New York City’s Health and Hospitals Corp., which operates the biggest municipal health system in the U.S., said its budget deficit will more than triple to $1.4 billion in four years.
The system, which served 1.4 million patients last year, including 500,000 without health insurance, is suffering from Medicaid reimbursement cuts and “astronomical increases” in pension and employee health-insurance costs, Alan Aviles, president of the agency, said today in written testimony for the city council health committee.
“The safety-net role of our public hospital system has made HHC especially vulnerable to deep cuts to Medicaid, the cost of serving a rising tide of uninsured patients and the erosion of federal funding,” Aviles said.
The hospital corporation’s woes add to the fiscal strains facing Mayor Bill de Blasio, whose $74 billion preliminary budget doesn’t account for settling expired contracts with more than 150 public employee unions. Providing retroactive pay may cost more than $6 billion, according to the Independent Budget Office, a city-funded fiscal monitor.

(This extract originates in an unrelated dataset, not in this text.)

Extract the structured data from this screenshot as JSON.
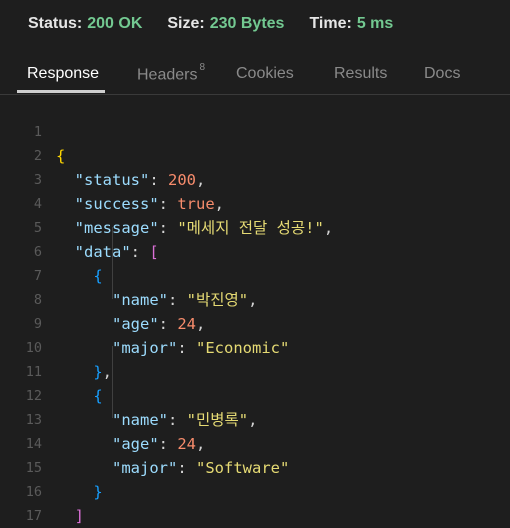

An $8 billion federal Medicaid waiver announced two weeks ago may help HHC weather its fiscal storm, de Blasio said when he presented his first budget on Feb. 12. The waiver will allow New York to restructure its health-care system, de Blasio said. About 80 percent of HHC’s patients are on Medicaid, the federal-state health insurance program for the poor, or are uninsured, according to HHC.